MUHARİP GÜÇ OLARAK FARKLI EKİPLERİMİZ OLACAK

Bütün güvenlik kurumlarımız arasında eğitim ve öğretim programlarının düzenlenmesi noktasında teknik bilgi ve tecrübe paylaşımı noktasında bizim askerimizin oradaki görevi koordinasyondur. Şu anda bu koordinasyonu yapıyorlar. Orada bir harekat merkezi, bu harekat merkezinde de bizim bir korgeneralimiz bulunacak. Oradaki bu süreci onlar yönetecekler. Şu anda zaten peyderpey gidiyorlar. Şu anda yoğunlaşma... Şu anda muharip güç olarak bizim orada farklı ekiplerimiz olacak. Bunlar bizim askerimizin içinden değil. Bu farklı ekiplerle o muharip güçler orada çalışacak. Ama işin koordinasyonunu bizim üst düzey askerlerimiz... Bunun içinde korgeneralimiz olmak üzere ve bunun yanında korgeneralimizle birlikte özellikle oradaki emir komuta zincirini elinde tutan gayet iyi yetişmiş ekiplerimiz olacak. Onlarla beraber bu süreci işletmiş olacağız.
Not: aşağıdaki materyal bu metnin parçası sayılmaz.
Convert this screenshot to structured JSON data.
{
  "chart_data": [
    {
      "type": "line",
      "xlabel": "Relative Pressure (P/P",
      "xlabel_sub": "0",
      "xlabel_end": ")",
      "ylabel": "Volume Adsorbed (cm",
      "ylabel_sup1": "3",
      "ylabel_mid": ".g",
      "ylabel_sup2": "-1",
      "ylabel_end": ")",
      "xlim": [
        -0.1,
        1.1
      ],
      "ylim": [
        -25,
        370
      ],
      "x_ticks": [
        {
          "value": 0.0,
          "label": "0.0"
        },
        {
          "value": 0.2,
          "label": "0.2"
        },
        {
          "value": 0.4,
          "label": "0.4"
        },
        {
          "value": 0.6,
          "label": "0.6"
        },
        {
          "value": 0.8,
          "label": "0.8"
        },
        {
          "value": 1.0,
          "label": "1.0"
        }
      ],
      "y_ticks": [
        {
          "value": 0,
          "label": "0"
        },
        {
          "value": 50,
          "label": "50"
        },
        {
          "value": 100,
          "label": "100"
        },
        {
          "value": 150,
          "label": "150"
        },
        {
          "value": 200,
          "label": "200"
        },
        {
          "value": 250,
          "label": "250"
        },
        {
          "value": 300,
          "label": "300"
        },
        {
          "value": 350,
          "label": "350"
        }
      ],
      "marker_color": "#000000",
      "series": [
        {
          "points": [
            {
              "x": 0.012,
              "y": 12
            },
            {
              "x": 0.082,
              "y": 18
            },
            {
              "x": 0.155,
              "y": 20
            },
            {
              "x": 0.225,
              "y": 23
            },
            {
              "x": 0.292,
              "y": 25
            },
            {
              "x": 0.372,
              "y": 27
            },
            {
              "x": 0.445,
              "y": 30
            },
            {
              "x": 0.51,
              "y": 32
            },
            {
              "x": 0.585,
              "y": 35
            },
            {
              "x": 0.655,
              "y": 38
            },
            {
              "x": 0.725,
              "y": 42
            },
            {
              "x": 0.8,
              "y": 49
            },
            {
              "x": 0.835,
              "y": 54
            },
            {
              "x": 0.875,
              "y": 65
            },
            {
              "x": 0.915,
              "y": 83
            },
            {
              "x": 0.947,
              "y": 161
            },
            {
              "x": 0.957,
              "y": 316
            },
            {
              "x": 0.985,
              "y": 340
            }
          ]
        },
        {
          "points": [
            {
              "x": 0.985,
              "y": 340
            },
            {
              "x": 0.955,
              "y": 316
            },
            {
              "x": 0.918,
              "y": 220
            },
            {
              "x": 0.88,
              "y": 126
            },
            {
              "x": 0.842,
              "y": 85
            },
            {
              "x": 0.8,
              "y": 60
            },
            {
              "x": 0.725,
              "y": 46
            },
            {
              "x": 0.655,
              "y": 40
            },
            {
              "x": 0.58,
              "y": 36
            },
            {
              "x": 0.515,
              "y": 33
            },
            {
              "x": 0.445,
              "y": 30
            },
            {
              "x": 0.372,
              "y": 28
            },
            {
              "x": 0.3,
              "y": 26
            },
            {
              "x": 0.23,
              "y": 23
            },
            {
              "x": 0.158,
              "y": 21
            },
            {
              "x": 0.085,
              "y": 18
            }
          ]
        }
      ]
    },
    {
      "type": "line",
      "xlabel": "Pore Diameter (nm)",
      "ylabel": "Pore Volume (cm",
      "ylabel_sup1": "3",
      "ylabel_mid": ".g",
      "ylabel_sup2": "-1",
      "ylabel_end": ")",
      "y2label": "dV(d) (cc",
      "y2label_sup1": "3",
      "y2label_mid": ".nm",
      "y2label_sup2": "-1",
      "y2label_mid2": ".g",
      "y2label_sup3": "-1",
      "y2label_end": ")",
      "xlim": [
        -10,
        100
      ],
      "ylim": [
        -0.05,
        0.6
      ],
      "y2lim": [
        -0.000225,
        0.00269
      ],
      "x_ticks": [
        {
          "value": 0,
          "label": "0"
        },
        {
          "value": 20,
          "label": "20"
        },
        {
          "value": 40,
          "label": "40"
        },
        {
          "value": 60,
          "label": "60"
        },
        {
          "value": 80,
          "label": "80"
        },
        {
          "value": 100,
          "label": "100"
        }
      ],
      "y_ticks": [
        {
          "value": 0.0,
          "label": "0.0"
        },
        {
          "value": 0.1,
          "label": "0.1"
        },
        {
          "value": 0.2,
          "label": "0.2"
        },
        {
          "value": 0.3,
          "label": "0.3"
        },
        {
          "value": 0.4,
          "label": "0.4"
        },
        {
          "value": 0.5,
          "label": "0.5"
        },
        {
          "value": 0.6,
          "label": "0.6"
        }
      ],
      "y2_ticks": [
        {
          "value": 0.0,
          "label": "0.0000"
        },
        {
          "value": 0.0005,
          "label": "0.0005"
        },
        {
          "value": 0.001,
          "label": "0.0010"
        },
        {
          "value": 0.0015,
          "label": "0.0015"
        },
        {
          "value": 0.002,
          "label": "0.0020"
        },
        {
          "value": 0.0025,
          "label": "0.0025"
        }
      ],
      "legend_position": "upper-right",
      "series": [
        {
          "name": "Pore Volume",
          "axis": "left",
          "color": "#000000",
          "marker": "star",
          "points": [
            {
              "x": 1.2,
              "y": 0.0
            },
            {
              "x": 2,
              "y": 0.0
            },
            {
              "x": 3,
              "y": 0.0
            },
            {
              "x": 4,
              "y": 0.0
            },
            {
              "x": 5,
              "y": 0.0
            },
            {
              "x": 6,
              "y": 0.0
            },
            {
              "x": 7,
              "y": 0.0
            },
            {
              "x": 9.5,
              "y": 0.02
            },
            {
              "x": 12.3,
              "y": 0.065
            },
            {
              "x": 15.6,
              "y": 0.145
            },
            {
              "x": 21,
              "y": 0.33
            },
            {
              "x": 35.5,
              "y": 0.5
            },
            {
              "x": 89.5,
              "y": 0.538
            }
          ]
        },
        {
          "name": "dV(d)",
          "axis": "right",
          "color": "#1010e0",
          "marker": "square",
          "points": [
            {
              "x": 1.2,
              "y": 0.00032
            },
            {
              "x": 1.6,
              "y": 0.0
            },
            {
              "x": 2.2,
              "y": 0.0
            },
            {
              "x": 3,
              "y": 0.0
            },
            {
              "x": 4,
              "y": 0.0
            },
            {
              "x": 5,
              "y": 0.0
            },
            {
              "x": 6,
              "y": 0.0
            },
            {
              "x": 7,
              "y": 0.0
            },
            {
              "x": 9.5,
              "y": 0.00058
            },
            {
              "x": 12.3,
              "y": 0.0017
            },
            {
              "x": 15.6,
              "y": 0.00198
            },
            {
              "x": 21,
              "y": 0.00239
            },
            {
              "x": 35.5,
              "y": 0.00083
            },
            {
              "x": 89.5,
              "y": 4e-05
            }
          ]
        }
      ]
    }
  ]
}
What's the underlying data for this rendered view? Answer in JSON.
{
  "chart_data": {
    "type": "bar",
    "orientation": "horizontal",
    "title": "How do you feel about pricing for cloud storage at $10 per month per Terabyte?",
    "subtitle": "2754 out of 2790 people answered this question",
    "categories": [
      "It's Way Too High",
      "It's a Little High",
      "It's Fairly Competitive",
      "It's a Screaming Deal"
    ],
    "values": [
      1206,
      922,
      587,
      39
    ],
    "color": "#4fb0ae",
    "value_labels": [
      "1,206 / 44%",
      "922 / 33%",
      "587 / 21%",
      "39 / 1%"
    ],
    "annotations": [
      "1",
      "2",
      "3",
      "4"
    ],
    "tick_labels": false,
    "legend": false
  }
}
'SUUDİ ARABİSTAN'IN KINAMASINI KAALE ALMIYORUZ'

"Suudi Arabistan'ın bizi kınamasından rahatsız olmayız, tam aksine biz onu kınıyoruz ve kınamasını da asla kale almıyoruz. Suriye'de Rusya ile olan mutabakatımız çok daha farklı. Dün olan olay. 40 tane fidan İHA tarafından vuruldu. Vuran Hafter. O bir cani. Putin ile yaptığımız mutabakatta burada sivil öldürülmesine izin vermeyeceğiz."